# My gigantic flight cage has arrived!



## philodice (Sep 30, 2007)

Yes, I can now turn a cartwheel inside my new flight cage. It's ridiculous! It's bigger than I thought it was! It's a bare wire cage with no shelter in it so that isn't cool. Well, more work for me. 

10 ft tall by 10ft long, 6 ft wide. It came in on a HUGE trailer! ALmost didn't fit in my yard.
You might think, man she has a lot of birds. 
Not so, I only have 9.


----------



## EgypSwiftLady (Jan 14, 2008)

I would love to see photos of it, sounds wonderful your pijs will love all the room.


----------



## philodice (Sep 30, 2007)

I'm thinking of building something like a 'wallcote' on a 6ft high stand, with a short access steps up to it so I can clean it, and assembling it inside the cage, then planting bushes and stuff in the aviary. I'll plant the outside with bushes as well and then it will look like the garden aviary I've been planning all along.


----------



## mill pigeon (Apr 2, 2008)

where did you buy it and how much?


----------



## philodice (Sep 30, 2007)

Craigslist, $300.
It has severe rust damage on the corners of the bottom due to 6 years of sitting on a well-watered lawn. But...I probably still got a good deal. I'll reinforce the bottom with new steel bars.


----------



## maryjane (Jul 15, 2006)

philodice said:


> Yes, I can now turn a cartwheel inside my new flight cage. It's ridiculous! It's bigger than I thought it was! It's a bare wire cage with no shelter in it so that isn't cool. Well, more work for me.
> 
> 10 ft tall by 10ft long, 6 ft wide. It came in on a HUGE trailer! ALmost didn't fit in my yard.
> You might think, man she has a lot of birds.
> *Not so, I only have 9....*


....AND COUNTING!!  Don't worry, they'll find you! Sounds like a great deal. Get some pics for us when you have a chance.  I have a similar set up for my aviaries and found a great way to set up things inside. I covered half of the roof and left the other half open (will be covered in bad weather of course). I put the nest boxes on the wall under the covered half, and just perches in the other half. So when it rained the other day for the first time since they moved into it, they could choose to sit in the rain or not. And, the nest boxes and food dishes stayed dry being under cover. And having it raised 6 inches off the ground, in order to rake under, is so easy.


----------



## KIPPY (Dec 18, 2003)

Looking forward to pictures!

I was thinking about checking Craigs list but never been there before.


----------



## TAWhatley (Mar 6, 2001)

KIPPY said:


> I was thinking about checking Craigs list but never been there before.

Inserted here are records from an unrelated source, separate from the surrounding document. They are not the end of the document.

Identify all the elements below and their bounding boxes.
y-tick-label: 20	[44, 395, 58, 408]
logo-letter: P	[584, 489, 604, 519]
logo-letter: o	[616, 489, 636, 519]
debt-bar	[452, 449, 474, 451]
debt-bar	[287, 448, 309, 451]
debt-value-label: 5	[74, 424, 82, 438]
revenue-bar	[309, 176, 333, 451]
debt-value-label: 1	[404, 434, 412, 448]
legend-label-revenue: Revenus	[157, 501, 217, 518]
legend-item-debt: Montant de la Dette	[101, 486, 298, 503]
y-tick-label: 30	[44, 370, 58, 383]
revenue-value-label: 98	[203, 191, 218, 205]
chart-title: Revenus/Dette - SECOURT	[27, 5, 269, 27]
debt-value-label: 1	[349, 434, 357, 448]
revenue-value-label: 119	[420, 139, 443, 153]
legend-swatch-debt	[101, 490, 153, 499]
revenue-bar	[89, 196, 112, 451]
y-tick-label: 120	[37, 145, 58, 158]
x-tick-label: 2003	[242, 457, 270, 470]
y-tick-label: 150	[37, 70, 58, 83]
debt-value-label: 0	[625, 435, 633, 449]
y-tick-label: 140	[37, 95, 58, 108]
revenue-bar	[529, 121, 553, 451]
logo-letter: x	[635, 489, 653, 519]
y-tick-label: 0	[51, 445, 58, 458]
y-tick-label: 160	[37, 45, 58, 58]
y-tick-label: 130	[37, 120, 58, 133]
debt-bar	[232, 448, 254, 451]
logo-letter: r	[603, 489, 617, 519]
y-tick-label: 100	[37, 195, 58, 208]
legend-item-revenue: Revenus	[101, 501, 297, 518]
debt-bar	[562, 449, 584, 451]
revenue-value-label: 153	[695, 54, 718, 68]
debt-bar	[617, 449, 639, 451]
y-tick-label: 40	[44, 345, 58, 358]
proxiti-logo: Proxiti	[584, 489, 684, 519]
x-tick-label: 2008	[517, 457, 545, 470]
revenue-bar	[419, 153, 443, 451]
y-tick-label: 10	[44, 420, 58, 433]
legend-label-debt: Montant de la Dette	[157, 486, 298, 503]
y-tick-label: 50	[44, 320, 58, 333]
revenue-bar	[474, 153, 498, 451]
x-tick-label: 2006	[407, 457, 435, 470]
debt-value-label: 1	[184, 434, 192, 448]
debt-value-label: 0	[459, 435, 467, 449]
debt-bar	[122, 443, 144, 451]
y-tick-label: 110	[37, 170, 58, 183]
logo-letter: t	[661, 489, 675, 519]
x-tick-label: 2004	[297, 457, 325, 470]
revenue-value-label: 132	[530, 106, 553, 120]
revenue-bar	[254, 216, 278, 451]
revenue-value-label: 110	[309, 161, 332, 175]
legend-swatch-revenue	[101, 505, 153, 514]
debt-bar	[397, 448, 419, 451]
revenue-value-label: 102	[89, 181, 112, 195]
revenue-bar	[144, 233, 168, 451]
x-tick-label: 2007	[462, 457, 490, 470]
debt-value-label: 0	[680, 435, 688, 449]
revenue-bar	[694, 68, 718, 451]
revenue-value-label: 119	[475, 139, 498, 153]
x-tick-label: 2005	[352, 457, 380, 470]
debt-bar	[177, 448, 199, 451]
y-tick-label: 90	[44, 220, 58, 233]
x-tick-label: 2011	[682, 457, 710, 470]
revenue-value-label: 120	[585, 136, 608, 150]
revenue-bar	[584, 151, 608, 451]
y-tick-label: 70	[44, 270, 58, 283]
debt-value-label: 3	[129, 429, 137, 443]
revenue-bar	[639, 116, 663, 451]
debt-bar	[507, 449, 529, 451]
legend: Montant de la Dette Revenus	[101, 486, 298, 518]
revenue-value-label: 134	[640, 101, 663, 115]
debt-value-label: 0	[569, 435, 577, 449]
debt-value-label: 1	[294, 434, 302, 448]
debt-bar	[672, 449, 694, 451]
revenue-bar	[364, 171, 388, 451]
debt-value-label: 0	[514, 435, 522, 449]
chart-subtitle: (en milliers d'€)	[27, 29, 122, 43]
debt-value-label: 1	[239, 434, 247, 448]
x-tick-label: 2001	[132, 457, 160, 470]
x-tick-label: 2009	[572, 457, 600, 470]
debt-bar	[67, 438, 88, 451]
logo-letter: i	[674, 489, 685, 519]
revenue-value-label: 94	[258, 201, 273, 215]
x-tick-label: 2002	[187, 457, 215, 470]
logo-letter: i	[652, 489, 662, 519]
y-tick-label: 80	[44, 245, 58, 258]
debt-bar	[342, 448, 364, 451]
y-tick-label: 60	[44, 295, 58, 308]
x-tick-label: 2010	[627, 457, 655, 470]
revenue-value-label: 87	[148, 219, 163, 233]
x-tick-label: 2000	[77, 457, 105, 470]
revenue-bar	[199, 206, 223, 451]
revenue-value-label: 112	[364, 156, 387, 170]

If you go .. just stick to "safe" categories .. if you go to the Pets/Animals, you will never be the same again ..

Terry


----------



## maryjane (Jul 15, 2006)

TAWhatley said:


> If you go .. just stick to "safe" categories .. if you go to the Pets/Animals, you will never be the same again ..
> 
> Terry


Oh and ain't that the (sad) truth! Whew, the fighting and name calling and negative energy in that pets section can drain you in about six seconds. I had to stop looking at CL a looooong time ago just to save what's left of my own sanity!  I do keyword "pigeon" and "dove" every few days just to make sure there isn't some crazy person giving them away for dog training or something.


----------